Purists may dislike the decisions I've made to a real Dart Charger, but it's my car and I'll do what I wish with it.
 
65ChargerDart - your car looks great. I like the dual cut outs. I did that when painted. Left the single exhaust on mine, for now. I am switching to the dual circuit brakes, finally. I think mine was a street racer. Most mods are bolt on, even Sebring seats. My car was a 65 with the dealer kit. Arkansas car, in black with white top and interior. When you bought your first one, was it a loud version? Straight through exhaust? They said the dealer would pay for the noise ticket? The four speed had to be tough on the 7 1/4.
 
I've had two 65 Dodge Darts. Bought my first one in 1966. It had a little over 10,000 miles on it and was in perfect condition. It came with the spring yellow paint, black vinyl top, white and gold interior with 273 HiPo engine with 4-speed and 7.25 open rear with 13" Cragar mags. The mags had chrome rims, but the aluminum spokes were polished, not chrome. Best time in the 1/4 mile was 14.71 with cheater slicks. Chrysler must have replaced 5 spider gears and I replaced 2 diffs after the warranty ran out. I beat every GTO 4 barrel, 325horse SS396 Chevelle and every Mustang except the 271 hp cars, and they only got me by a 1/2 car length or so. No automatic HiPo Dart or Barracuda ever beat me in the 1/4 at Phenix Dragway in Phenix City, AL.

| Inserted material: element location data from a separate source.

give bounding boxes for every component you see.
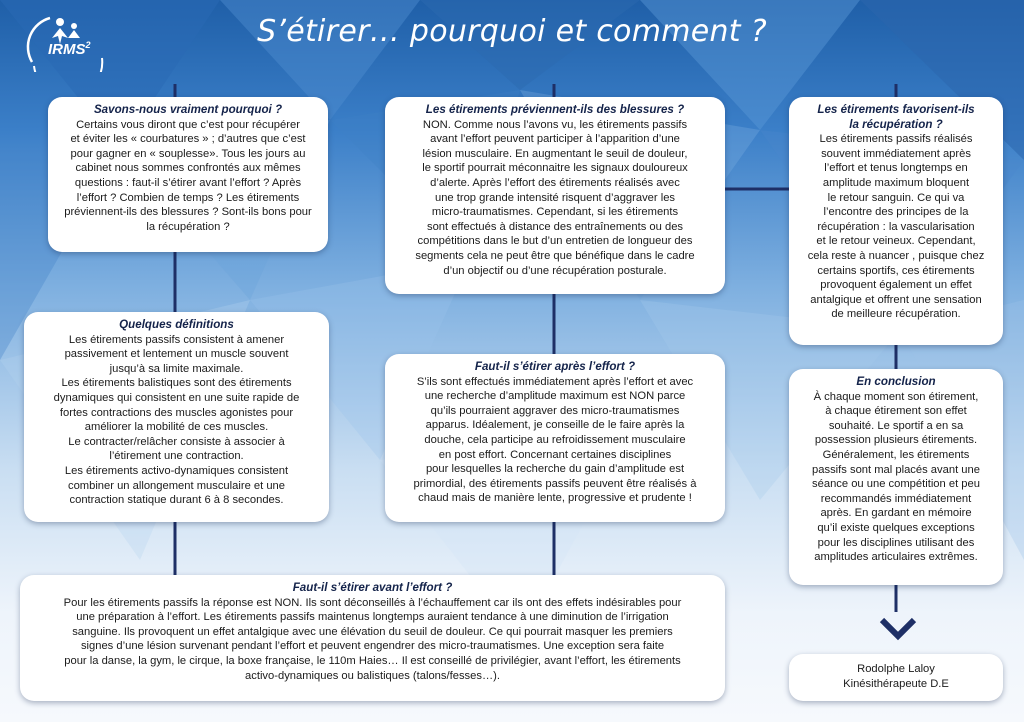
- box-definitions-body: Les étirements passifs consistent à amener passivement et lentement un muscle souvent jusqu’à sa limite maximale. Les étirements balistiques sont des étirements dynamiques qui consistent en une suite rapide de fortes contractions des muscles agonistes pour améliorer la mobilité de ces muscles. Le contracter/relâcher consiste à associer à l’étirement une contraction. Les étirements activo-dynamiques consistent combiner un allongement musculaire et une contraction statique durant 6 à 8 secondes.: [53, 333, 300, 507]
- box-conclusion: [789, 369, 1003, 585]
- box-recuperation-heading: Les étirements favorisent-ils la récupération ?: [817, 103, 975, 131]
- box-recuperation-body: Les étirements passifs réalisés souvent immédiatement après l’effort et tenus longtemps en amplitude maximum bloquent le retour sanguin. Ce qui va l’encontre des principes de la récupération : la vascularisation et le retour veineux. Cependant, cela reste à nuancer , puisque chez certains sportifs, ces étirements provoquent également un effet antalgique et offrent une sensation de meilleure récupération.: [807, 133, 985, 321]
- logo-text: IRMS$^2$: [48, 40, 91, 58]
- box-pourquoi-body: Certains vous diront que c’est pour récupérer et éviter les « courbatures » ; d’autres que c’est pour gagner en « souplesse». Tous les jours au cabinet nous sommes confrontés aux mêmes questions : faut-il s’étirer avant l’effort ? Après l’effort ? Combien de temps ? Les étirements préviennent-ils des blessures ? Sont-ils bons pour la récupération ?: [64, 118, 312, 233]
- box-avant-body: Pour les étirements passifs la réponse est NON. Ils sont déconseillés à l’échauffement car ils ont des effets indésirables pour une préparation à l’effort. Les étirements passifs maintenus longtemps auraient tendance à une diminution de l’irrigation sanguine. Ils provoquent un effet antalgique avec une élévation du seuil de douleur. Ce qui pourrait masquer les premiers signes d’une lésion survenant pendant l’effort et peuvent engendrer des micro-traumatismes. Une exception sera faite pour la danse, la gym, le cirque, la boxe française, le 110m Haies… Il est conseillé de privilégier, avant l’effort, les étirements activo-dynamiques ou balistiques (talons/fesses…).: [63, 596, 682, 682]
- box-apres-body: S’ils sont effectués immédiatement après l’effort et avec une recherche d’amplitude maximum est NON parce qu’ils pourraient aggraver des micro-traumatismes apparus. Idéalement, je conseille de le faire après la douche, cela participe au refroidissement musculaire en post effort. Concernant certaines disciplines pour lesquelles la recherche du gain d’amplitude est primordial, des étirements passifs peuvent être réalisés à chaud mais de manière lente, progressive et prudente !: [413, 375, 697, 505]
- box-definitions: [24, 312, 329, 522]
- signature-name: Rodolphe Laloy: [857, 663, 935, 675]
- page-title: S’étirer… pourquoi et comment ?: [257, 14, 767, 49]
- box-apres: [385, 354, 725, 522]
- box-blessures-heading: Les étirements préviennent-ils des blessures ?: [425, 103, 685, 116]
- box-signature: [789, 654, 1003, 701]
- signature-role: Kinésithérapeute D.E: [843, 677, 949, 690]
- box-pourquoi: [48, 97, 328, 252]
- box-blessures: [385, 97, 725, 294]
- box-definitions-heading: Quelques définitions: [119, 318, 234, 331]
- box-pourquoi-heading: Savons-nous vraiment pourquoi ?: [93, 103, 283, 116]
- box-apres-heading: Faut-il s’étirer après l’effort ?: [474, 360, 636, 373]
- chevron-down-icon: [878, 590, 918, 646]
- box-avant-heading: Faut-il s’étirer avant l’effort ?: [292, 581, 453, 594]
- box-recuperation: [789, 97, 1003, 345]
- box-conclusion-heading: En conclusion: [856, 375, 936, 388]
- box-avant: [20, 575, 725, 701]
- box-blessures-body: NON. Comme nous l’avons vu, les étirements passifs avant l’effort peuvent participer à l’apparition d’une lésion musculaire. En augmentant le seuil de douleur, le sportif pourrait méconnaitre les signaux douloureux d’alerte. Après l’effort des étirements réalisés avec une trop grande intensité risquent d’aggraver les micro-traumatismes. Cependant, si les étirements sont effectués à distance des entraînements ou des compétitions dans le but d’un entretien de longueur des segments cela ne peut être que bénéfique dans le cadre d’un objectif ou d’une récupération posturale.: [415, 118, 695, 277]
- box-conclusion-body: À chaque moment son étirement, à chaque étirement son effet souhaité. Le sportif a en sa possession plusieurs étirements. Généralement, les étirements passifs sont mal placés avant une séance ou une compétition et peu recommandés immédiatement après. En gardant en mémoire qu’il existe quelques exceptions pour les disciplines utilisant des amplitudes articulaires extrêmes.: [812, 390, 980, 564]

My current 65 Dart is a Dart Charger built in December 1964 at the LA plant. I'm in the process of restoring the car but have put 15" Cragars on it, Wilwood front disc brakes, all new suspension with front and rear sway bars from PST as well as a 8.75 limited slip 3.55 diff. I'm just wrapping up a rebuild on a 340 to install in place of the badly worn 273. I'm also converting it from an automatic to an 833 which I rebuilt myself. It's attached to a Gearvenders overdrive so I can cruise comfortably on the street.
Purists may dislike the decisions I've made to a real Dart Charger, but it's my car and I'll do what I wish with it.

I Think the 15" Cragars will fill the Wheel house perfecrt! Shot some pictures for us! Of cause you shood do what you want to do with your car! Every mans right!
 
Reason for I need to sell the car is just don't have the time and money to put in the car. I rather sell it and let someone els enjoy making this car beautiful again. I would love to but at this point in life I can. So if anyone is interested let me know thank you all.